Preheat your oven to 375°F (190°C). Prepare a roasting pan by adding about 2 inches of water and set a roasting rack over it.
Heat approximately one tablespoon of canola oil in a skillet over medium heat. Sauté the chopped onions until they become soft and translucent. Once done, transfer the onions to a plate and allow them to cool completely before mixing.
In a large mixing bowl, combine the ground beef, drained crushed pineapple, shredded carrot, sautéed onions, raisins, banana ketchup, and beaten eggs. Season the mixture with salt and pepper. Using clean hands or a spoon, mix thoroughly until all ingredients are well-distributed and cohesive.
Lay out a sheet of 12-inch aluminum foil on a flat surface. Take one-third of the beef mixture and spread it onto the foil, shaping it into a rectangle roughly 6 to 8 inches long.

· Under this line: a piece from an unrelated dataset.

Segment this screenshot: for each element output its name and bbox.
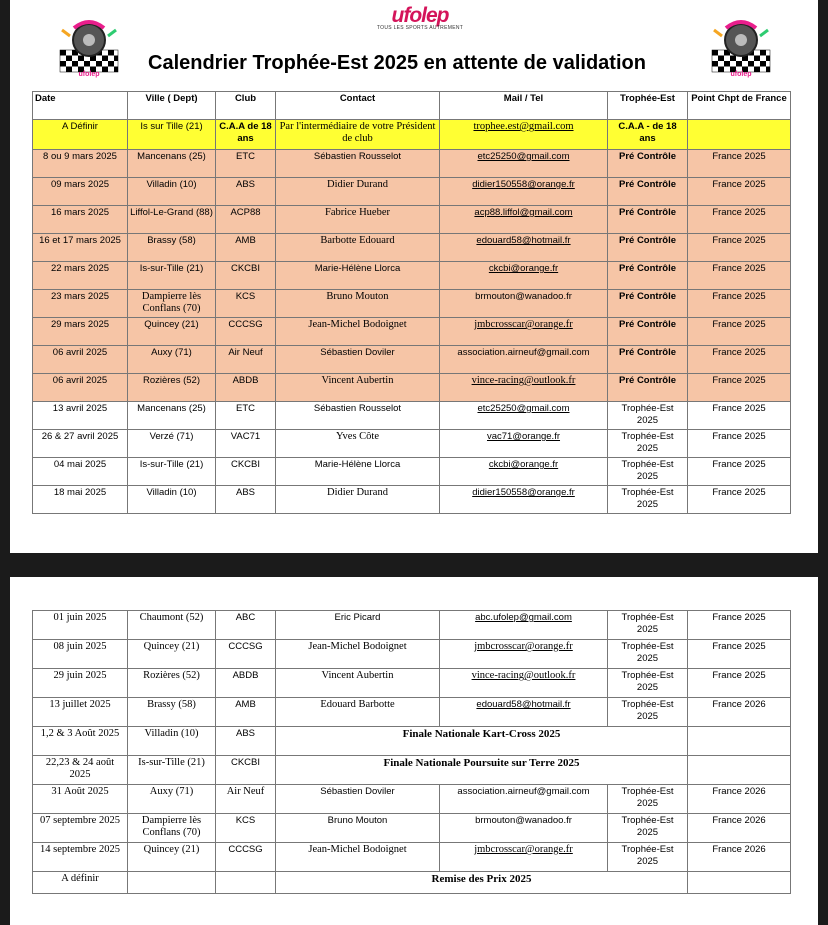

Place slices of hard-boiled egg and Vienna sausage along the center of the meat mixture.
Roll the foil carefully to form a tight log approximately 3 inches in diameter, enclosing the filling securely. Crimp both ends of the foil to seal. For extra security, double wrap the log in another sheet of foil. Repeat the process with the remaining meat mixture.
Arrange the wrapped logs on the roasting rack and place the pan in the preheated oven. Bake for 50 to 60 minutes or until a thermometer inserted into the center of the log registers 160°F (71°C).

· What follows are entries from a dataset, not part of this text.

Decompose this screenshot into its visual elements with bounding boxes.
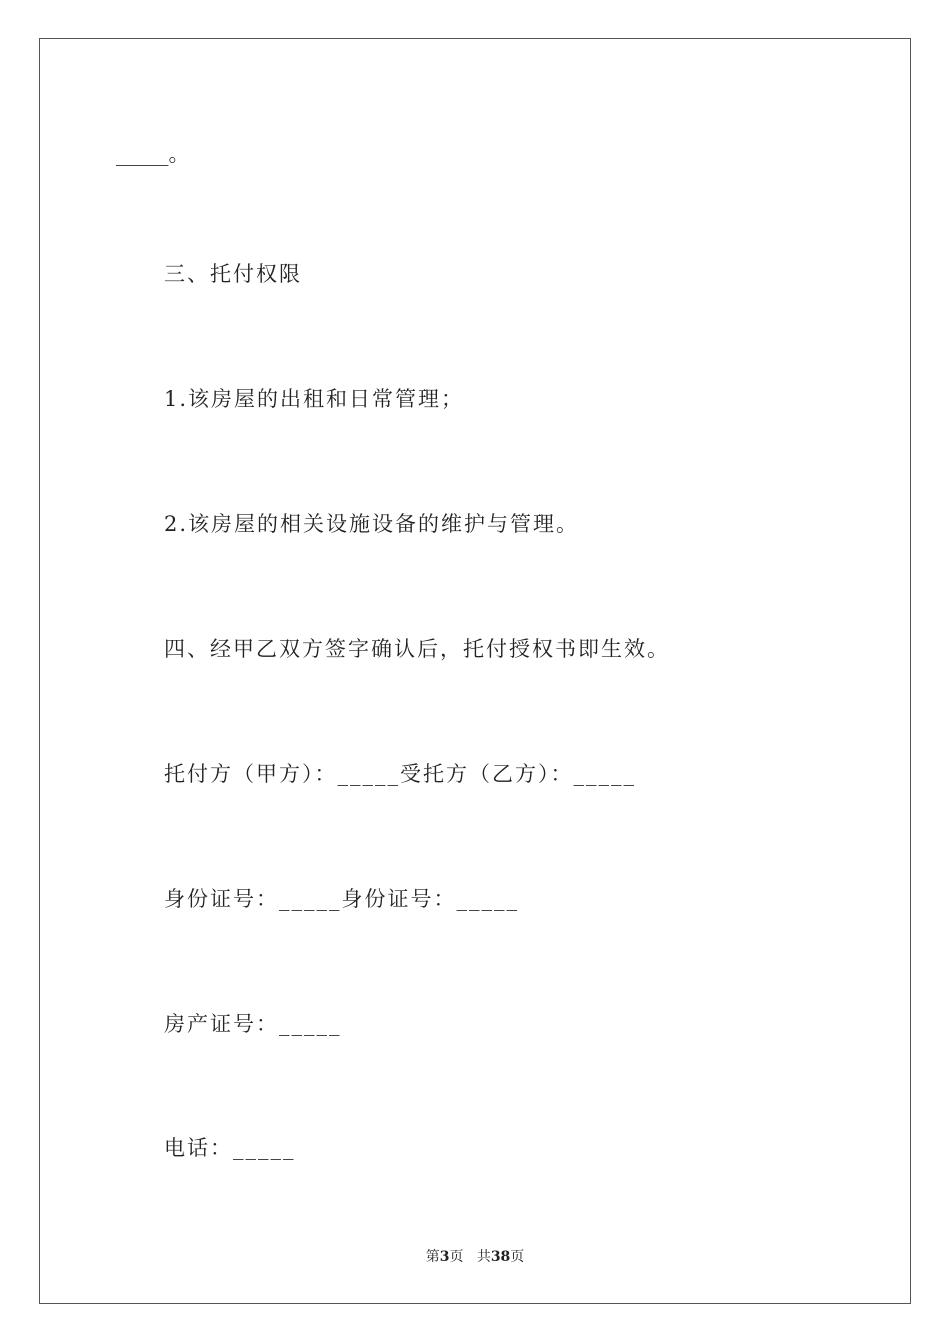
page-border xyxy=(39,38,911,1304)
footer-page-current: 3 xyxy=(439,1249,450,1265)
id-number-line: 身份证号：_____身份证号：_____ xyxy=(164,887,519,911)
footer-page-suffix: 页 xyxy=(449,1249,464,1265)
property-certificate-line: 房产证号：_____ xyxy=(164,1012,342,1036)
list-item-facility-maintenance: 2.该房屋的相关设施设备的维护与管理。 xyxy=(164,512,580,536)
page-footer xyxy=(0,1248,950,1266)
footer-page-total: 38 xyxy=(490,1249,511,1265)
footer-total-suffix: 页 xyxy=(510,1249,525,1265)
section-heading-authorization-scope: 三、托付权限 xyxy=(164,262,302,286)
signature-parties-line: 托付方（甲方）：_____受托方（乙方）：_____ xyxy=(164,762,636,786)
section-effective-clause: 四、经甲乙双方签字确认后，托付授权书即生效。 xyxy=(164,637,670,661)
list-item-rental-management: 1.该房屋的出租和日常管理； xyxy=(164,387,465,411)
text-line-blank-end: _____。 xyxy=(116,142,190,166)
footer-page-prefix: 第 xyxy=(425,1249,440,1265)
phone-line: 电话：_____ xyxy=(164,1136,296,1160)
footer-total-prefix: 共 xyxy=(476,1249,491,1265)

Remove the embutido from the oven and let it rest for 8 to 10 minutes before unwrapping the foil. Allow it to cool completely before the final step.
Heat about one inch of canola oil in a pan over medium heat. Add the embutido and fry, turning as needed, until the exterior is evenly golden brown.
Let the cooked logs sit for 3 to 5 minutes before slicing into desired portions. Serve warm and enjoy.